A pobre senhora não sabia como tinha se metido
naquela enrascada.
Havia ficado viúva, com um filho
pequeno para criar. Seu falecido marido deixou de herança a casa simples em que
moravam e um comércio modesto, instalado na parte da frente do terreno.
Meio sem saber como, colocou para
dentro de sua morada um homem que apareceu por ali com uma conversa mole de
cuidar dela, do negócio e da criança. Com pouco tempo já estava arrependida. É
certo que ele ampliou a mercearia, mas teve a infeliz ideia de funcionar, à
noite, um bar, que começou a reunir o que de pior havia na redondeza.
Além disso, o indigitado comerciante
passou não só a vender bebida alcoólica como também a consumir exageradas
doses, de terça a domingo (segunda-feira não funcionava). E ela e o filho eram
vítimas do “machão”, que chegava em casa embriagado e agredia os dois,
principalmente a mulher. Depois, caía naquele torpor típico da bebedeira.
A situação se arrastava por anos, sem solução
à vista. Porém, surgiu a necessidade urgente de encontrar um jeito de escapar
do problema, pois o menino, que sempre fora obediente e estudioso, passou a não
querer ir mais para a escola, ficava pelos cantos e passava a maior parte do
tempo trancado dentro do quarto. Não abria nem a janela.
Exames clínicos não mostravam nada, a
não ser uma progressiva anemia, pois o já rapazola nem se alimentava direito
mais. Foi diagnosticado com depressão, de causa desconhecida. Buscando alternativas,
a mãe desamparada pedia auxílio a um, opinião de outro e até que chegou aos
seus ouvidos a informação de que ali mesmo na cidade, num bairro próximo,
morava uma pessoa que entendia dessas coisas sem explicações.
Foi lá. O homem era dirigente de um centro de
orações, que funcionava em frente de sua residência. Ouviu o relato e falou
para ela levar o rapaz num determinado dia que ele iria ver o que era possível
fazer. Na data e hora marcadas quem surgiu com o enteado foi o padrasto. Tinha
resolvido ele mesmo ir ver aquele trabalho.

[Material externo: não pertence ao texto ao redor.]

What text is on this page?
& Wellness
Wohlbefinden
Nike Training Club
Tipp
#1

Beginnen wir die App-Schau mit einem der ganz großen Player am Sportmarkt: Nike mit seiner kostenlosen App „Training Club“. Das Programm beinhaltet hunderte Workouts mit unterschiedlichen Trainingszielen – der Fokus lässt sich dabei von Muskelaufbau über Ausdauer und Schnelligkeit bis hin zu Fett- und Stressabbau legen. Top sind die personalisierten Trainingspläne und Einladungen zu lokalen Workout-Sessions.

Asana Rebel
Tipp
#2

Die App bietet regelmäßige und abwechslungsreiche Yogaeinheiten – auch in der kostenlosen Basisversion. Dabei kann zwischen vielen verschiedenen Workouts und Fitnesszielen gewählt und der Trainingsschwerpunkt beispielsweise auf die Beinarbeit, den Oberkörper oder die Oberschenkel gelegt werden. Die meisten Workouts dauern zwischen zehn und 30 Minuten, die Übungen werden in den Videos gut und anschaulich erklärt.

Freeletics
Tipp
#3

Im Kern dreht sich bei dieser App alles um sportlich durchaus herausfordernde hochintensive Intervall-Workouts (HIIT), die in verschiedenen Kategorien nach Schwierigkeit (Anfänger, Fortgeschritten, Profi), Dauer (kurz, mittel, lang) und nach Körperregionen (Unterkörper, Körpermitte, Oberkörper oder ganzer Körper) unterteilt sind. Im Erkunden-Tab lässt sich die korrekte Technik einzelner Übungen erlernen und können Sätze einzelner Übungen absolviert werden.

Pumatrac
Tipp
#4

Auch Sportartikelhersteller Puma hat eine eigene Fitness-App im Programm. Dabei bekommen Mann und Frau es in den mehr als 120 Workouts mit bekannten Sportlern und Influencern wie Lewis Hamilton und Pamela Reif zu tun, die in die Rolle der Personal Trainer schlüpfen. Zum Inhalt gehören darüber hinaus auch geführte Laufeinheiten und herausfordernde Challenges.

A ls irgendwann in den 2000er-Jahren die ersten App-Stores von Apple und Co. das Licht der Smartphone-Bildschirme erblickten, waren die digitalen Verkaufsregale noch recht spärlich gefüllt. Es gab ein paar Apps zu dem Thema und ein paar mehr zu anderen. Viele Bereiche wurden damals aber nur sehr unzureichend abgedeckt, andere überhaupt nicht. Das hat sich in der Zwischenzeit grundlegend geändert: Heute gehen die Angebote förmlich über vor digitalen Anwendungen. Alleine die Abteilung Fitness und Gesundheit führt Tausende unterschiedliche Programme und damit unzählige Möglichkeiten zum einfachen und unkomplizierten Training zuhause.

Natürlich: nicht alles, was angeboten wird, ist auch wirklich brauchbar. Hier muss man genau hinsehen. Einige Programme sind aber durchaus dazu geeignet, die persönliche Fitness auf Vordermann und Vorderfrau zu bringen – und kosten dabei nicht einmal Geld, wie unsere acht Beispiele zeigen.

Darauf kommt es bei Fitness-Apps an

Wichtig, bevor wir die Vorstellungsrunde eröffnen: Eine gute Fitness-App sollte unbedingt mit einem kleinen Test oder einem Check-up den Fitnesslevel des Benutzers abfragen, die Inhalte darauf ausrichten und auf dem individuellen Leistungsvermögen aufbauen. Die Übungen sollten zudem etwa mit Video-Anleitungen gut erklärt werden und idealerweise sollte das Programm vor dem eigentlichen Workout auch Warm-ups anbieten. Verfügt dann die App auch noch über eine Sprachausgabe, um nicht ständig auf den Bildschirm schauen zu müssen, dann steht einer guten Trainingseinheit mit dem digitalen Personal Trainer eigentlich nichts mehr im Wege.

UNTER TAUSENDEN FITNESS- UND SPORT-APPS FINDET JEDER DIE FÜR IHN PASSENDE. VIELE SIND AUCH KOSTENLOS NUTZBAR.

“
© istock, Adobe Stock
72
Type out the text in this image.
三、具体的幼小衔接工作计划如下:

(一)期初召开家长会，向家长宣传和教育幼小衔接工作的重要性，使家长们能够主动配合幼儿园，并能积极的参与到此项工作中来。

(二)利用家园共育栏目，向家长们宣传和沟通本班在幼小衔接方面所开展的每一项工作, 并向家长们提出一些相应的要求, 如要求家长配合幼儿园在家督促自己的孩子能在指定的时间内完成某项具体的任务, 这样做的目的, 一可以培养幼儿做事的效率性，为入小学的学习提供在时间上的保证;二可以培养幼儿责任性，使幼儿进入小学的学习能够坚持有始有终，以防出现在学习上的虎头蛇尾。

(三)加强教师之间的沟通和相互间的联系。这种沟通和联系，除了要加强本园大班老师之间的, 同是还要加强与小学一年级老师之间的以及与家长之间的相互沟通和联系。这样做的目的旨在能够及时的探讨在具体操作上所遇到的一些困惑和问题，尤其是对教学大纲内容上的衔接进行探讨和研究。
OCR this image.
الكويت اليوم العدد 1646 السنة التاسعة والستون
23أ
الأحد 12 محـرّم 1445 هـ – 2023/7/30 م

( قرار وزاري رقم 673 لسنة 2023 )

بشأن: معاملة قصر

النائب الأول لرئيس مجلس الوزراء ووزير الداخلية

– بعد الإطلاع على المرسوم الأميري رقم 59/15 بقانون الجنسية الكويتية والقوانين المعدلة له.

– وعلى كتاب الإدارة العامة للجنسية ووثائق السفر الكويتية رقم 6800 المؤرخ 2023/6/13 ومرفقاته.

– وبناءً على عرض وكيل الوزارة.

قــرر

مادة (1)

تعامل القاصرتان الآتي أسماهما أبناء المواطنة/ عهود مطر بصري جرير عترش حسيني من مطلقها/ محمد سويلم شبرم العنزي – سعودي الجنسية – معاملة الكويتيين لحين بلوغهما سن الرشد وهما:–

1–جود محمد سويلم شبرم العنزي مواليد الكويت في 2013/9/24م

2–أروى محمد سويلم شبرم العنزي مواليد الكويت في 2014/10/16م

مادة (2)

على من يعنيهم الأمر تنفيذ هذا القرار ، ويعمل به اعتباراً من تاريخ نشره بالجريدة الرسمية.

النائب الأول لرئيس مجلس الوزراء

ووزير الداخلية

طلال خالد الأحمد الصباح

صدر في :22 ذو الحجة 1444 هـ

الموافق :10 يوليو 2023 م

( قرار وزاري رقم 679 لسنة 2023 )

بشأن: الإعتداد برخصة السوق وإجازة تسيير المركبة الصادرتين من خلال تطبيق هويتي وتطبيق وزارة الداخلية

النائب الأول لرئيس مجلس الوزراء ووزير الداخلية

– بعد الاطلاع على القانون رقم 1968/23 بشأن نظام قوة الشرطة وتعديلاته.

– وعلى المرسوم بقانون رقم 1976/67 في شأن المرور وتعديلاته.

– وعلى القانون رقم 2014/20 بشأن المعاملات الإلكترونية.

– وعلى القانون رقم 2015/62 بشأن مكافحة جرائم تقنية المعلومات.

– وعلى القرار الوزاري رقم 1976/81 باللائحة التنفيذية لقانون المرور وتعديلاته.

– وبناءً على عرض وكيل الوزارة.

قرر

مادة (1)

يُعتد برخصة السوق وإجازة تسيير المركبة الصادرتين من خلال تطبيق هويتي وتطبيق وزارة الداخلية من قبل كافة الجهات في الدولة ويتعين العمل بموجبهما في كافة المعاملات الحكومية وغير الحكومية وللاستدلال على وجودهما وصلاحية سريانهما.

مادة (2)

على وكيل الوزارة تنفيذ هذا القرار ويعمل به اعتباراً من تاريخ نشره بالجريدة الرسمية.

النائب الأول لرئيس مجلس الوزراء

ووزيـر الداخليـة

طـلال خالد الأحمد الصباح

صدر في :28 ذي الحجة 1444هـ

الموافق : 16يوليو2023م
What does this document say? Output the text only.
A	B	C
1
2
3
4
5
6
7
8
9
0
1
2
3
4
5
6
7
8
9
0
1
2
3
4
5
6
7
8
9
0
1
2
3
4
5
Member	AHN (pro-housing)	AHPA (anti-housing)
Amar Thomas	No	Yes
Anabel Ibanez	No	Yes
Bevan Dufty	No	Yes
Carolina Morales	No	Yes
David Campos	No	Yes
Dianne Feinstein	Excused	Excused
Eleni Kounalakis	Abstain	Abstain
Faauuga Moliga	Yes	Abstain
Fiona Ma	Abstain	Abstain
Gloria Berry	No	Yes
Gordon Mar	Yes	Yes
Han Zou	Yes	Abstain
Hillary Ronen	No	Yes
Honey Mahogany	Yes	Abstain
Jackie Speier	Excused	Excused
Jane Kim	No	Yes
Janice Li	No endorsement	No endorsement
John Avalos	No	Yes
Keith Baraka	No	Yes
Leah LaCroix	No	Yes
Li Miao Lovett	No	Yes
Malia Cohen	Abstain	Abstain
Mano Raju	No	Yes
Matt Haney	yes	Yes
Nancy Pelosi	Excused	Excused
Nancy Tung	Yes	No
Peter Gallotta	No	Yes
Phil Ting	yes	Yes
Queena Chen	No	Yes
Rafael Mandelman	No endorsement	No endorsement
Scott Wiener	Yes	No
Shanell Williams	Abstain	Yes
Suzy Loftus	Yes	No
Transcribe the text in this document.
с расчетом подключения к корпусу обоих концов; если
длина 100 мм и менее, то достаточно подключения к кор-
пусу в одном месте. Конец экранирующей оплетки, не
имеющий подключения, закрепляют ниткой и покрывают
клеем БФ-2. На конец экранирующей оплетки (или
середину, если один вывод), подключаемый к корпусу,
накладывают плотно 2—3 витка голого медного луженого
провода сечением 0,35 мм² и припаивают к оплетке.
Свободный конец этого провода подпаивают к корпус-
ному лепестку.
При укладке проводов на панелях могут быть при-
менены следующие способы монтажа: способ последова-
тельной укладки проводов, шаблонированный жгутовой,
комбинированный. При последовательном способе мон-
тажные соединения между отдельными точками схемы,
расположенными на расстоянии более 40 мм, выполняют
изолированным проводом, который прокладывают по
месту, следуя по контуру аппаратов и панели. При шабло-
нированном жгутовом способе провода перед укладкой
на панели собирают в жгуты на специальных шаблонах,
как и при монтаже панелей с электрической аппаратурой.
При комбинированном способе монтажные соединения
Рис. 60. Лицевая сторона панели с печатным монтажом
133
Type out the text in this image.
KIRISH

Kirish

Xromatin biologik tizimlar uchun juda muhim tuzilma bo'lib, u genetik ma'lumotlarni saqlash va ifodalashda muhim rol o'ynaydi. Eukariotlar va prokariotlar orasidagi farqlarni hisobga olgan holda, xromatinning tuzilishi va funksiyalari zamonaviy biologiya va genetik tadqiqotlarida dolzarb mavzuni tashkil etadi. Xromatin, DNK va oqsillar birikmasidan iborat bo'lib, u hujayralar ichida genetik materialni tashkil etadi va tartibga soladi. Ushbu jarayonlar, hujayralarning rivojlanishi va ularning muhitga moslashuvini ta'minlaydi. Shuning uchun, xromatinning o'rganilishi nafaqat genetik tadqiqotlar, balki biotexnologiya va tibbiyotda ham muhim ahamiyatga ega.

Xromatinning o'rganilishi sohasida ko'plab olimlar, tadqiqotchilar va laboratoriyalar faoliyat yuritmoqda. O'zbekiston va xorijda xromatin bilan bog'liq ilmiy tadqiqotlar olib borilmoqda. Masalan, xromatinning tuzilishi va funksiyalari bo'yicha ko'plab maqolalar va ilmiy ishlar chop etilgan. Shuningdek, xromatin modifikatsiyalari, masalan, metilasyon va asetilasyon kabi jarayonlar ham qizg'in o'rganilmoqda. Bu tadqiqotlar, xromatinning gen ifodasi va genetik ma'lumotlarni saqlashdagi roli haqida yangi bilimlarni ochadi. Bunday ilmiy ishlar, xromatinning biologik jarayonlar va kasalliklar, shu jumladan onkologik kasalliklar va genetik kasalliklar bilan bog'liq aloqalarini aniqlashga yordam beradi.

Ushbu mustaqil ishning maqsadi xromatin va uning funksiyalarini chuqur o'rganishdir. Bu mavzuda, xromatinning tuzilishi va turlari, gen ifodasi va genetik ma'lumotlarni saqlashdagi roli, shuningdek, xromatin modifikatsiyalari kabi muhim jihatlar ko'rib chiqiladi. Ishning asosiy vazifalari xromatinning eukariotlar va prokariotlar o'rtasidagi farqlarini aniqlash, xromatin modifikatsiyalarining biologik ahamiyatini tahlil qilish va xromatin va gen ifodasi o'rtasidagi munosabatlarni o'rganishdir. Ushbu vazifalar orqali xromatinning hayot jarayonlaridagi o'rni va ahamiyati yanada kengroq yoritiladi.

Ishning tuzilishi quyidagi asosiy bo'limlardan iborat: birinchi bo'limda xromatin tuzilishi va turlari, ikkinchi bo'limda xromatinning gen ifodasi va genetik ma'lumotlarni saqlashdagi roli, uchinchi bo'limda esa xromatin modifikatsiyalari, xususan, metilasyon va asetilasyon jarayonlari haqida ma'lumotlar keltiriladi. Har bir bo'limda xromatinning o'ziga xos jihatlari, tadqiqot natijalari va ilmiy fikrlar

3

Arrogante, reclamou logo da cadeira
que lhe foi oferecida, mas não aceitou trocá-la por outra. O rapaz, calado e de
cabeça baixa, sentou-se ao lado. Auxiliado por mais duas ou três pessoas que
tinha convidado, o líder espiritual formou um círculo e começou a se
concentrar. Chamou pelos espíritos superiores e pediu que mostrassem uma
solução para o caso. Uma energia poderosa circulou no ambiente.
Clamou por entidades espirituais. Orou,
entoou cânticos misteriosos e seu poder mental trouxe à tona a raiva existente
no interior daquele ser embrutecido, que pulou no meio do salão e disse que
iria quebrar tudo, a começar pela cadeira onde estava sentado. Com um golpe,
atirou-a no chão. Rapidamente, o dirigente dos trabalhos colocou a mão na
cabeça do raivoso e ordenou que ele se acalmasse. Igual a um touro amarrado no
mourão, aceitou a nova cadeira que lhe foi oferecida e ficou o restante da
sessão quieto, mas bufando à semelhança de um animal. Foi corrigido, com
palavras inspiradas vindas do além, como se fosse um filho sendo repreendido severamente
pelo pai. Saiu dali manso como um cordeiro.
Dias depois, a mãe do rapaz voltou e
relatou o desfecho da situação. O homem chegou em casa calado, ficou dois dias
deitado na rede. Não abriu o comércio. Não bebeu. Não falava, pouco se
alimentou. No terceiro dia, sem nenhuma explicação, juntou umas poucas coisas pessoais
e foi embora, nunca mais sendo visto.
O adolescente ficou bom. Recuperou a
vontade de viver, de estudar e de comer. O problema era o padrasto opressor e
violento. Quando ele sumiu, tudo se ajeitou novamente. A vergonha tamanha de se
ver como realmente era por dentro deixou-lhe como única alternativa desaparecer,
sem deixar rastros, em busca de onde não fosse conhecido para poder recomeçar.
Às vezes, quando a gente menos espera, uma
porta se abre e a força divina nos ampara de forma inusitada. E o que Deus
abre, ninguém fecha. Por isso que os momentos difíceis, as provações, são
apenas o prenúncio de dias melhores.